# Brille für Nachtfahrten



## MC40 (28. Januar 2007)

Hai @ll,

suche Brille für Nachtfahrten. Mit welcher Farbe (Gläser) komm ich am besten durch die Nacht.

Danke für die Antwort(en)

Gruß Scotty


----------



## Marcel79 (28. Januar 2007)

Nachtsichtbrille  

Scherz

Also Intuitiv würde ich mal sagen mit einer mit einfach transluzenten Gläsern, oder. 

jegliche Tönung nimmt ja wieder licht weg (auch wenn Sie evtl. den Kontrast verbessert)


----------



## MTB-News.de




----------



## MC40 (28. Januar 2007)

Marcel79 schrieb:


> transluzenten Gläsern



Helf mir mal bitte auf die Sprünge

Danke

Gruß Scotty


----------



## BiNkZ (28. Januar 2007)

Nimm einfach eine mit durchsichtigen Gläsern... also ohne jegliche Tönung.


----------



## Marcel79 (28. Januar 2007)

Ich meine einfach "Durchsichtig" ohne Farbe oder Tönung




http://www.langenscheidt.de/fremdwb/fremdwb.html  


 trans·lu'zent durchscheinend, durchsichtig


----------



## sms (28. Januar 2007)

MC40 schrieb:


> Hai @ll,
> 
> suche Brille für Nachtfahrten. Mit welcher Farbe (Gläser) komm ich am besten durch die Nacht.
> 
> ...


Ich würde schauen, wann es bei Aldi, Tschibo, oder Lidl od. ähnlichem,
wieder diese Winterbrillen* mit den drei Auswechselbaren Gäsern gibt.

Dann nimmst du die klaren Gläser für die Nacht.
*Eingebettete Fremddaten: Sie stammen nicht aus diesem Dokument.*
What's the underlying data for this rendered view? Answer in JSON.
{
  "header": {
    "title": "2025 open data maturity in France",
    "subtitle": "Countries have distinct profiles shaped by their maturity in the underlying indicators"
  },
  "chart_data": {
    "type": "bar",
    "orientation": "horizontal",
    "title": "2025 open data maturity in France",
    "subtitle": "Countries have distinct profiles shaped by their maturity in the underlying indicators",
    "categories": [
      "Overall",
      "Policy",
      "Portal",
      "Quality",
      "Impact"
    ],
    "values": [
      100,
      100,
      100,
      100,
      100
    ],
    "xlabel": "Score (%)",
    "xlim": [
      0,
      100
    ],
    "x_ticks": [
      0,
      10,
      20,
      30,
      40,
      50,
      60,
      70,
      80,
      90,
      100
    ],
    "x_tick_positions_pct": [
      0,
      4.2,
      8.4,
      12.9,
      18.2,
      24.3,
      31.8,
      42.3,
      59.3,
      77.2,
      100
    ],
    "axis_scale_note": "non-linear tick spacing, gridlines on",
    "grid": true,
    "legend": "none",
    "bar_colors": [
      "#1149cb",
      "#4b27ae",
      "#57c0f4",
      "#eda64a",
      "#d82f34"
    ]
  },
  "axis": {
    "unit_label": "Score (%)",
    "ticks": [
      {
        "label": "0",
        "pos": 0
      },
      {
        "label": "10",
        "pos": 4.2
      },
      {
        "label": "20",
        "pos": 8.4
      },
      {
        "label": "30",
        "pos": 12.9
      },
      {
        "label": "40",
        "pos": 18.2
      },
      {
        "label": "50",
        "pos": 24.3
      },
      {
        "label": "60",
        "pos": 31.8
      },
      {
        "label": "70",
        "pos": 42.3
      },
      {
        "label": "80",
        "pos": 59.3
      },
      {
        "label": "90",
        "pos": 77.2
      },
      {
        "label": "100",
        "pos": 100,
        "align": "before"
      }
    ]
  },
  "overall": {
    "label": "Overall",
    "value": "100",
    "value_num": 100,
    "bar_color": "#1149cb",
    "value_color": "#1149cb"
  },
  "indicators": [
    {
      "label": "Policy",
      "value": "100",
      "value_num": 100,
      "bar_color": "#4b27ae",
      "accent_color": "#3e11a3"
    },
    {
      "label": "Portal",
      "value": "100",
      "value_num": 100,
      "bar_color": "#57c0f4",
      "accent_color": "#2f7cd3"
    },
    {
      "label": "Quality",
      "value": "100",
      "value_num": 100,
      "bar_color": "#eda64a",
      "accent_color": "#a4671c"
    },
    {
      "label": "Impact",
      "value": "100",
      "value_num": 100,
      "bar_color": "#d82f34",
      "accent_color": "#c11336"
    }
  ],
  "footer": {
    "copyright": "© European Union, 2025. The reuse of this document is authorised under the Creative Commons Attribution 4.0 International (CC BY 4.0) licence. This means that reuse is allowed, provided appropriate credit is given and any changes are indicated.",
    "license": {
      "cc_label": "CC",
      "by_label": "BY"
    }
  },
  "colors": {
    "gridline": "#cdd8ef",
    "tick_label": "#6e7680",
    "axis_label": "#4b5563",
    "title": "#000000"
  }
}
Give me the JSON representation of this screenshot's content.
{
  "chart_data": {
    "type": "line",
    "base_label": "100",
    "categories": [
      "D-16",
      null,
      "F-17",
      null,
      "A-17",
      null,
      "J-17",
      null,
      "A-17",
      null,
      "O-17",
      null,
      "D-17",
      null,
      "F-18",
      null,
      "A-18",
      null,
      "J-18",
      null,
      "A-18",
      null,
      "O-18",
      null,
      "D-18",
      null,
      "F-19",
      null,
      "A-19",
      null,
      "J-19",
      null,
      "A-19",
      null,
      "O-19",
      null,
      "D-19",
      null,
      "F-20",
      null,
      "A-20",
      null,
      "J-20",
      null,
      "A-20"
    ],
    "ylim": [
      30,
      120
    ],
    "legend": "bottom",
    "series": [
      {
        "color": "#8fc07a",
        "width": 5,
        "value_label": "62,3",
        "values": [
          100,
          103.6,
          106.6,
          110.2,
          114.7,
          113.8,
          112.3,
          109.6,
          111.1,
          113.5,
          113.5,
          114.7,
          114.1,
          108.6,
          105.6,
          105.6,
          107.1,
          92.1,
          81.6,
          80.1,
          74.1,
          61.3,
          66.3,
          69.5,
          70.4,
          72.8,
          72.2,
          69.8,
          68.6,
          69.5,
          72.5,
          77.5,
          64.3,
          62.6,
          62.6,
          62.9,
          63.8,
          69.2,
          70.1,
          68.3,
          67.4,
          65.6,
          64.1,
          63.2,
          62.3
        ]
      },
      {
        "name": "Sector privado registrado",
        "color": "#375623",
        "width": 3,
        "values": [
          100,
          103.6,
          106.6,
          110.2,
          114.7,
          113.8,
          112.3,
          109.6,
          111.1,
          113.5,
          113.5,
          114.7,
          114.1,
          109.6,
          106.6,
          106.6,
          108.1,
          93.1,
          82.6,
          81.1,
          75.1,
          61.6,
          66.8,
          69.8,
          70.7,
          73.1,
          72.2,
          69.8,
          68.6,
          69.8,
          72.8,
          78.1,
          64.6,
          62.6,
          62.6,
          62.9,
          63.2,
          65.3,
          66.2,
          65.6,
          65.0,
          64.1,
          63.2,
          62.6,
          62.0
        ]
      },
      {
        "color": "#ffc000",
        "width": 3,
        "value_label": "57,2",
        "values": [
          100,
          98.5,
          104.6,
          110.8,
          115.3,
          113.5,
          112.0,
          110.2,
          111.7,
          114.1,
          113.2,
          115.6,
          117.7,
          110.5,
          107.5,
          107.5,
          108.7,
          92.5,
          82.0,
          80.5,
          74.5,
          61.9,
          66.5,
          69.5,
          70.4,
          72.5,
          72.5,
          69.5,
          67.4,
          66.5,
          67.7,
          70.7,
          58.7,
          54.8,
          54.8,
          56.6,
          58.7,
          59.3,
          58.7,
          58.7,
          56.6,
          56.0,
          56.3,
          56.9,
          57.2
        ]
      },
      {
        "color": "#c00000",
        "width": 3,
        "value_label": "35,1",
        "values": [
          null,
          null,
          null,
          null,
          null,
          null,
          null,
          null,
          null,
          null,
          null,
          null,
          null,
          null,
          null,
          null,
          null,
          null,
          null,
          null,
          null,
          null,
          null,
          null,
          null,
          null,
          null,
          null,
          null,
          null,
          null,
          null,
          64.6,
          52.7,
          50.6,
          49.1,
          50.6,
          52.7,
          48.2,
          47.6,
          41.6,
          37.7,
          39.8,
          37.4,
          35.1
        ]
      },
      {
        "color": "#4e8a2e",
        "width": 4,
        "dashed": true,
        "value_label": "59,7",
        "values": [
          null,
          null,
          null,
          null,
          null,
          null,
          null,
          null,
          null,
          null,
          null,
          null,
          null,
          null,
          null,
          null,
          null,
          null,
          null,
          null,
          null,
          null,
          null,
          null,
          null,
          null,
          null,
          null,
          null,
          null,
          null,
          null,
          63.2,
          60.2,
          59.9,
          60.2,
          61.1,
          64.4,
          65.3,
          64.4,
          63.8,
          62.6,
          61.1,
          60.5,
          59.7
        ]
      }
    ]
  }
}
*Es ist wichtig, wie Winterbrille zu nehmen,
ich habe nämlich die Erfahrung gemacht, dass das Brillengestell bei den Sommerbrillen den kühlen Temperaturen bei Nacht im Winter nicht stand hält.
Der Kunststoff wird dann schnell spröde und das Gestell zerbröselt quasi.
Bei den Winterbrillen wird wohl ein andere Kunststoff verwendet.
Zumindest bei der Brille, die ich habe (Wintermodel vom Kaffeeröster) bleibt auch bei Kälte alles geschmeidig.


----------



## Nightfly.666 (28. Januar 2007)

Ich hab meist Alpina-Brillen vom Karstadt. Oft gibts runtergesetzte für 25-30 EUR. Sehen schick aus und kosten nciht die Welt:





Nachts ist natürlich Klarglas am besten. Ich fahr immer mit Brille, wegen der Augen.


----------



## MaikB (28. Januar 2007)

Hallo,

ich habe noch keine Radbrille mit wirklich klaren Gäsern gefunden.
Benutze für Nachtfahrten Sicherheitsbrillen aus dem Baumarkt.

Gruß Maik


----------



## Robby78 (29. Januar 2007)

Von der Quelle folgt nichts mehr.